Easy Install is the best way to install ETE and keep it up to date. EasyInstall is a python module bundled with setuptools that lets you automatically download, build, install, and manage Python packages. If the easy_install command is available in your system, you can execute this shell command to install/update ETE.
$ easy_install -U ete2
Alternatively, you can download the last version of ETE from http://pypi.python.org/pypi/ete2/, decompress the file and install the package by executing the setup installer:
$ python setup.py install
ETE and all its dependencies are supported by MacOS Intel environments, however you will need to install some libraries from the external GNU/open-source repositories. This can be done easily by using MacPorts.
The following recipe has been reported to work in MacOS 10.5.8 (thanks to Marco Mariotti and Alexis Grimaldi at the CRG):
- Install Mac Developer tools and X11 (required by Macports)

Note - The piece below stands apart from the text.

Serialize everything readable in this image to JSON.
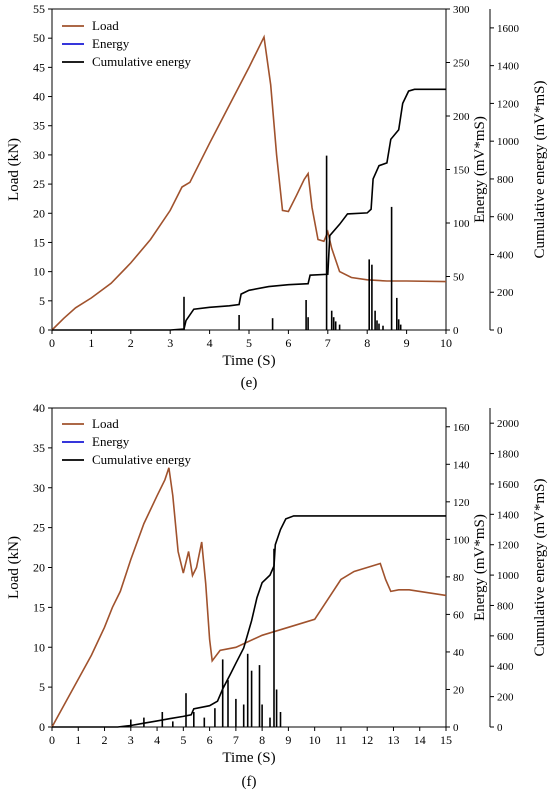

- Install Macports in your system: http://www.macports.org/install.php
- Install the following packages from the macports repository by using the “sudo port install [package_name]” syntax (note that some packages may take a long time to be built and that you will need to have an active internet connection during the installation process): * python26 * py26-numpy * py26-scipy * py26-pyqt4 * py26-mysql * py26-lxml
- Download the setup installer of the last ETE version (http://ete.cgenomics.org/releases/ete2), uncompress it, enter its folder and run: “sudo python setup.py install” Once the installation has finished, you will be able to load ETE (import ete2) when running the “right” python binary.
If step 4 doesn’t work, make sure that the python version your are using to install ETE is the one installed by MacPorts. This is usually located in /opt/local/Library/Frameworks/Python.framework/Versions/2.6/bin/python2.6. By contrast, non-Macport python version is the one located in /Library/Frameworks/Python.framework/Versions/2.6/bin/python2.6, so check that you are using the correct python executable.